A recent Law 360 story by Hailey Konnath, “Fenwick Lands $4.6M in Fees in Amazon-PersonalWeb IP Fight, reports that the Fenwick & West LLP team representing Amazon in PersonalWeb's failed patent infringement dispute with the online retail giant will come away with a hefty $4.6 million in attorney fees plus an additional $203,000 in court costs, a California federal judge ruled.  Software developer PersonalWeb Technologies LLC took Amazon and several of its customers to court over its cloud-based storage system, which PersonalWeb claimed infringed several of its patents.  But Amazon prevailed in the dispute, with the court ruling that the claims were barred because they were the same allegations the developer previously brought and lost against Amazon.

U.S. District Judge Beth Labson Freeman approved Amazon's request for attorney fees in October, slamming the litigation as "objectively baseless."  The judge declined to determine the amount at that time, but deemed the case "exceptional."  Amazon had asked for $6.4 million in fees and court costs, a bill that PersonalWeb challenged.  Judge Freeman held that Amazon's attorneys were entitled to $4.62 million of that for their more than 9,260 hours of work on the case.

Notably, the judge reduced Amazon's requested case management fees; its fees for investigating and responding to PersonalWeb's claims; and work on its own suit against PersonalWeb, among a few other areas.  "The time that Amazon spent on the declaratory judgment complaint cannot solely be traced to PersonalWeb's misconduct," Judge Freeman said.

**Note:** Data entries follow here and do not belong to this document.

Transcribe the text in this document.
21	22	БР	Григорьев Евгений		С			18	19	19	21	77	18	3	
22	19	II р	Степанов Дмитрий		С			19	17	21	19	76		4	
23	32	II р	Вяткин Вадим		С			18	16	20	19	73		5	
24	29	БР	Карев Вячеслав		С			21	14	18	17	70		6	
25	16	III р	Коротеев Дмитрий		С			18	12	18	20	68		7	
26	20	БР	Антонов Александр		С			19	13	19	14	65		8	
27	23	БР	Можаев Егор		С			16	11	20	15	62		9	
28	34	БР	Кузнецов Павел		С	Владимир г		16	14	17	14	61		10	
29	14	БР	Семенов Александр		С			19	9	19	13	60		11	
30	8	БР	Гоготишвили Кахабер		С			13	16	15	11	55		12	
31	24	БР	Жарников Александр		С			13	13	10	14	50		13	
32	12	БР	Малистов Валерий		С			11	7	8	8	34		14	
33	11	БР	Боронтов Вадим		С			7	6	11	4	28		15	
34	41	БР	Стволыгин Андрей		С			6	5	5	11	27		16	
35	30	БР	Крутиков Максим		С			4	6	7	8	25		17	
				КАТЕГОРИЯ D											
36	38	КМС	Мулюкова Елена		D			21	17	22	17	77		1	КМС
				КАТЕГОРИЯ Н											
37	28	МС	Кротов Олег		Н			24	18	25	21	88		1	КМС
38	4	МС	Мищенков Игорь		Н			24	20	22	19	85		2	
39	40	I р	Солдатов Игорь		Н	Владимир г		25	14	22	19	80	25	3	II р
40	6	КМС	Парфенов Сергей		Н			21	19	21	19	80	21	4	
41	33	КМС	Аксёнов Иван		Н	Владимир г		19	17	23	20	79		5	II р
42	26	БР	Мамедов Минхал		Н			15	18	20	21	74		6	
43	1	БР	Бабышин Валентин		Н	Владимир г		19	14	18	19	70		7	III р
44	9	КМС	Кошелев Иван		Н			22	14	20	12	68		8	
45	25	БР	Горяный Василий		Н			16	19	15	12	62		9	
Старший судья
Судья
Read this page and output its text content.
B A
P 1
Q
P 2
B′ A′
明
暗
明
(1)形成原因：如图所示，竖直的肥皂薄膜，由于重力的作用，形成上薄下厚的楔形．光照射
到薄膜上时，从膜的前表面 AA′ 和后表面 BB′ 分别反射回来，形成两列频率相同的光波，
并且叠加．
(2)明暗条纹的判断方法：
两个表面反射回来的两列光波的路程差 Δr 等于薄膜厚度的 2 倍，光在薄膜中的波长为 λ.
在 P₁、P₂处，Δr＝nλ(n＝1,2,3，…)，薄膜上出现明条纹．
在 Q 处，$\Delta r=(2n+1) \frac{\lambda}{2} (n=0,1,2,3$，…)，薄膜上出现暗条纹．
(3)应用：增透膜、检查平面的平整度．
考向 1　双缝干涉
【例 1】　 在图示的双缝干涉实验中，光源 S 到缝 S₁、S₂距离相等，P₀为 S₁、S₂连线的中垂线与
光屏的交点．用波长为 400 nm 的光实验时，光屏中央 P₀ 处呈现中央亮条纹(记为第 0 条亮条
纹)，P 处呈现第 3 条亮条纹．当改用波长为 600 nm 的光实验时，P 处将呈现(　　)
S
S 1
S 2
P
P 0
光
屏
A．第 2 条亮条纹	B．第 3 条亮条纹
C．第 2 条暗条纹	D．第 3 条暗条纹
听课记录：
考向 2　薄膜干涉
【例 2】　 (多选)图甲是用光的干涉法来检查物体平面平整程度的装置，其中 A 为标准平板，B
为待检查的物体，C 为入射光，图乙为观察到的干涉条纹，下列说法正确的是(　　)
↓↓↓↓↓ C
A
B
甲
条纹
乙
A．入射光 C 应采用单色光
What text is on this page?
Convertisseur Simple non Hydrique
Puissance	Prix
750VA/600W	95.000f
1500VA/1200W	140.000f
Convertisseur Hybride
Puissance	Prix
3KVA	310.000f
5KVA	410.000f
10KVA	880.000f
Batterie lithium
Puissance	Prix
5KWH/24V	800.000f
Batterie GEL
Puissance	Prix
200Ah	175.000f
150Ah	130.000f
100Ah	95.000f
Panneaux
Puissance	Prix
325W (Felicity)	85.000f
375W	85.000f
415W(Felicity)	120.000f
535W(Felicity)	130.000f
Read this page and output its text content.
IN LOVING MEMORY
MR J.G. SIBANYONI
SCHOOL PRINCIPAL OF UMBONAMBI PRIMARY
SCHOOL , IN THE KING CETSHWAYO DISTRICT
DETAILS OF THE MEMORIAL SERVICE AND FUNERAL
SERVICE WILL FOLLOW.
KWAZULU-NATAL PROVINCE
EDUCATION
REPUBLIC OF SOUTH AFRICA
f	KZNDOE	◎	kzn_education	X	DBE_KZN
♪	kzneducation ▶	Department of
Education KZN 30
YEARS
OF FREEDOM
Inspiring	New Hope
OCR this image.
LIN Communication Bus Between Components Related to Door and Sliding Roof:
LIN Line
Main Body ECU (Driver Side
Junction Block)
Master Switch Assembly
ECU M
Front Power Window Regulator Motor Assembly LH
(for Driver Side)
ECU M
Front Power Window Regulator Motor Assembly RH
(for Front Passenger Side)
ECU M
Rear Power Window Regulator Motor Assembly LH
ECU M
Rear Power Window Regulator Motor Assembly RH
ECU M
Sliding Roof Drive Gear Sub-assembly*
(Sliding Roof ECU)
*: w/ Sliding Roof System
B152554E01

She also chopped about $100,000 from Amazon's court costs request, saying that some of its costs entries are redacted and that it was seeking costs for experts who didn't do work that was within the scope of an "exceptional case."  Judge Freeman rejected PersonalWeb's contention that Amazon's fee request should see a 50% to 75% cut, saying the 75% reduction in particular "borders on ridiculous."  PersonalWeb had argued that Fenwick had engaged in "unreasonable billing," misallocation of resources and bringing too many attorneys to depositions.

But Fenwick's records indicate that only one or two attorneys attended depositions, the judge said.  "And although the court is often skeptical of the value of incessant meetings involving multiple attorneys, PersonalWeb's expert has done nothing more than provide stock criticism of the meeting and conference hours without identifying any specific irregularities," the judge said.